Keyboard command for moving a note an augmented unison

• Jan 20, 2018 - 15:28

When you want to transpose a note an augmented unison. For instance, changing a B to a B#: is there an easier way to do it than to go through the Notes menu (Notes/Transpose/By Interval/Augmented Second), or adding an accidental with the Accidentals pallette? Of course it is easy if the note is, an A or a G, you can just use the arrow keys. But for notes like B and E are hard to sharp (sharpen?), and notes like C and F are hard to flat (flatten?). Then there is the double sharp/double flat issue. Ideally, I'm looking for a keyboard command.

Screen Shot 2018-01-20 at 10.21.33 AM.png

Related question: In the "Notes" menu, one of the links is called "Respell Pitches." I can't figure out what it does (a search of the handbook brings nothing up).

Screen Shot 2018-01-20 at 10.06.59 AM.png


FYI, the algorithm for the "Up" and "Down" keys is key-aware: it adds a sharp or flat unless the resulting pitch is enharmonically diatonic, in which case it switches to the diatonic spelling. So for instance, while "B Up" gives you a C if the key signature is C major, it gives you a B# is the key signature is D major.

But sure, that means B# needs to be entered differently in keys that have a C. The accidental on the toolbar would be the usual way to do this. If you do this enough to want a keyboard command, you can go to Edit / Preferences / Shortcuts to define "Note input: sharp" et al.

The "Respell pitches" command is kind of an oddball. It seems to use some sort of context-sensitive algorithm to optimize spelling of pitches from a horizontal perspective. For instance, it is sees E-Eb-E, it will respell to E-D#-E, all else being equal. But I wouldn't say it is especially smart about this, so I take its suggestions with a grain of salt.

In reply to by Marc Sabatella

Thanks, Marc. I feel kind of stupid—I have been using MuseScore for how long? I do almost everything by keyboard command and the result is that I guess I have just stopped seeing the tools at the top. I had completely missed the fact that there were accidentals up there!

I didn't know what the name for adding an accidental was, so your hint about "Note input: sharp," etc., is extremely helpful. I didn't know what the command was called so I wasn't finding it.

I've been transcribing a bunch of flute excercises and there are a LOT of accidentals, so this is really helpful.

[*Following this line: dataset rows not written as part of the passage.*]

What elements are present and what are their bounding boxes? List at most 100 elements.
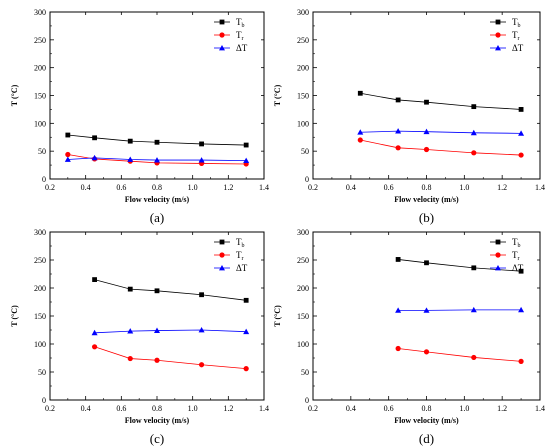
- legend-marker-Tr: [495, 252, 501, 258]
- legend-marker-dT: [219, 265, 225, 271]
- data-point-Tb: [424, 260, 429, 266]
- legend-label: Tb: [236, 237, 245, 249]
- legend-marker-dT: [495, 45, 501, 51]
- data-point-Tr: [518, 358, 524, 364]
- y-tick-label: 150: [34, 312, 46, 321]
- plot-frame: [49, 11, 265, 180]
- y-tick-label: 250: [297, 36, 309, 45]
- x-tick-label: 0.8: [422, 404, 432, 413]
- data-point-dT: [470, 129, 477, 136]
- x-tick-label: 1.4: [535, 183, 545, 192]
- legend-subscript: r: [242, 256, 244, 262]
- x-tick-label: 0.2: [308, 404, 318, 413]
- y-tick-label: 150: [297, 92, 309, 101]
- chart-panel-1: 0.2 0.4 0.6 0.8 1.0 1.2 1.4 0 50 100 150 200 250 300 F…: [10, 8, 269, 225]
- legend-marker-dT: [495, 265, 501, 271]
- x-tick-label: 0.6: [384, 404, 394, 413]
- x-tick-label: 0.6: [116, 183, 126, 192]
- chart-panel-4: 0.2 0.4 0.6 0.8 1.0 1.2 1.4 0 50 100 150 200 250 300 F…: [273, 228, 545, 446]
- data-point-Tb: [154, 288, 160, 294]
- data-point-dT: [198, 327, 205, 333]
- data-point-dT: [243, 328, 250, 335]
- data-point-Tr: [423, 349, 430, 355]
- y-tick-label: 150: [34, 92, 46, 101]
- data-point-dT: [243, 157, 250, 164]
- x-tick-label: 1.4: [259, 183, 269, 192]
- x-tick-label: 0.4: [81, 183, 91, 192]
- legend-label: Tr: [512, 30, 520, 42]
- data-point-dT: [198, 157, 205, 163]
- plot-frame: [312, 231, 541, 401]
- y-axis-label: T (°C): [10, 305, 19, 327]
- x-tick-label: 0.2: [45, 183, 55, 192]
- data-point-Tb: [424, 99, 429, 105]
- data-point-dT: [154, 327, 160, 333]
- data-point-Tb: [471, 265, 477, 271]
- data-point-Tb: [65, 132, 71, 138]
- legend-label: Tb: [512, 17, 521, 29]
- y-tick-label: 100: [34, 119, 46, 128]
- data-point-Tr: [65, 151, 71, 158]
- data-point-Tb: [357, 90, 363, 96]
- legend-marker-dT: [219, 45, 225, 51]
- y-tick-label: 50: [38, 147, 46, 156]
- series-line-Tb: [360, 92, 522, 110]
- y-tick-label: 250: [34, 256, 46, 265]
- data-point-Tb: [518, 107, 524, 112]
- legend-label: Tb: [236, 17, 245, 29]
- series-line-Tb: [67, 134, 247, 146]
- x-tick-label: 1.2: [497, 183, 507, 192]
- data-point-Tr: [423, 146, 430, 153]
- data-point-Tb: [199, 292, 204, 298]
- series-line-Tr: [398, 348, 522, 362]
- panel-label: (a): [150, 210, 164, 225]
- legend-marker-Tb: [495, 239, 501, 245]
- legend-label: ΔT: [236, 43, 248, 53]
- x-tick-label: 0.6: [116, 404, 126, 413]
- legend-subscript: b: [518, 23, 521, 29]
- x-tick-label: 0.2: [308, 183, 318, 192]
- x-tick-label: 1.0: [188, 183, 198, 192]
- data-point-dT: [395, 307, 402, 313]
- panel-label: (b): [419, 210, 434, 225]
- legend-label: Tr: [236, 250, 244, 262]
- y-tick-label: 50: [301, 147, 309, 156]
- y-tick-label: 0: [305, 175, 309, 184]
- chart-panel-3: 0.2 0.4 0.6 0.8 1.0 1.2 1.4 0 50 100 150 200 250 300 F…: [10, 228, 269, 446]
- x-tick-label: 1.0: [459, 404, 469, 413]
- data-point-Tr: [395, 345, 401, 352]
- x-axis-label: Flow velocity (m/s): [394, 195, 459, 204]
- y-tick-label: 200: [297, 284, 309, 293]
- data-point-Tb: [127, 286, 133, 292]
- legend-marker-Tb: [219, 19, 225, 25]
- legend-marker-Tb: [219, 239, 225, 245]
- legend-subscript: b: [242, 243, 245, 249]
- legend-marker-Tr: [495, 32, 501, 38]
- x-tick-label: 0.8: [152, 404, 162, 413]
- data-point-Tb: [127, 138, 133, 144]
- y-tick-label: 0: [42, 175, 46, 184]
- x-axis-label: Flow velocity (m/s): [394, 416, 459, 425]
- data-point-Tr: [471, 150, 477, 156]
- data-point-Tb: [199, 141, 204, 147]
- data-point-Tr: [471, 354, 477, 361]
- x-tick-label: 1.0: [188, 404, 198, 413]
- y-tick-label: 200: [34, 64, 46, 73]
- legend-label: Tr: [236, 30, 244, 42]
- data-point-dT: [154, 157, 160, 163]
- data-point-dT: [423, 128, 430, 135]
- x-tick-label: 1.4: [535, 404, 545, 413]
- y-tick-label: 250: [34, 36, 46, 45]
- data-point-Tb: [92, 277, 97, 282]
- data-point-Tb: [518, 268, 524, 274]
- data-point-Tr: [243, 366, 249, 372]
- legend-label: Tb: [512, 237, 521, 249]
- y-tick-label: 100: [297, 119, 309, 128]
- series-line-Tb: [398, 259, 522, 272]
- series-line-dT: [67, 157, 247, 162]
- x-tick-label: 1.0: [459, 183, 469, 192]
- series-line-Tb: [94, 279, 247, 301]
- x-tick-label: 1.2: [223, 404, 233, 413]
- panel-label: (c): [150, 431, 164, 446]
- legend-subscript: r: [518, 36, 520, 42]
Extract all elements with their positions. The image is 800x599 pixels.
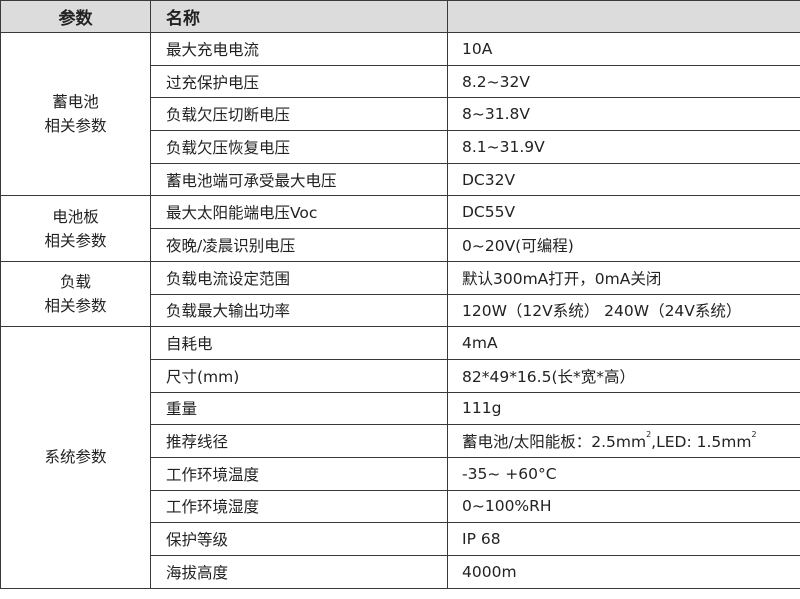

The easiest way to make a B or E into a sharp, if C and F respectively do not have sharps in the key signature, is to apply a sharp. I have shortcuts defined for flats and sharps for this case. I also have double sharp and flat as well as natural assigned to shortcuts. These prevent me from needing to grab my mouse for this, but there are also the toolbars at the top of the screen and palettes that let you do this. By the way, if I hover my mouse over the toolbar it reminds me of the shortcut I assigned. This is a useful reminder until you get used to the shortcut. All of these methods are easier than using the menu.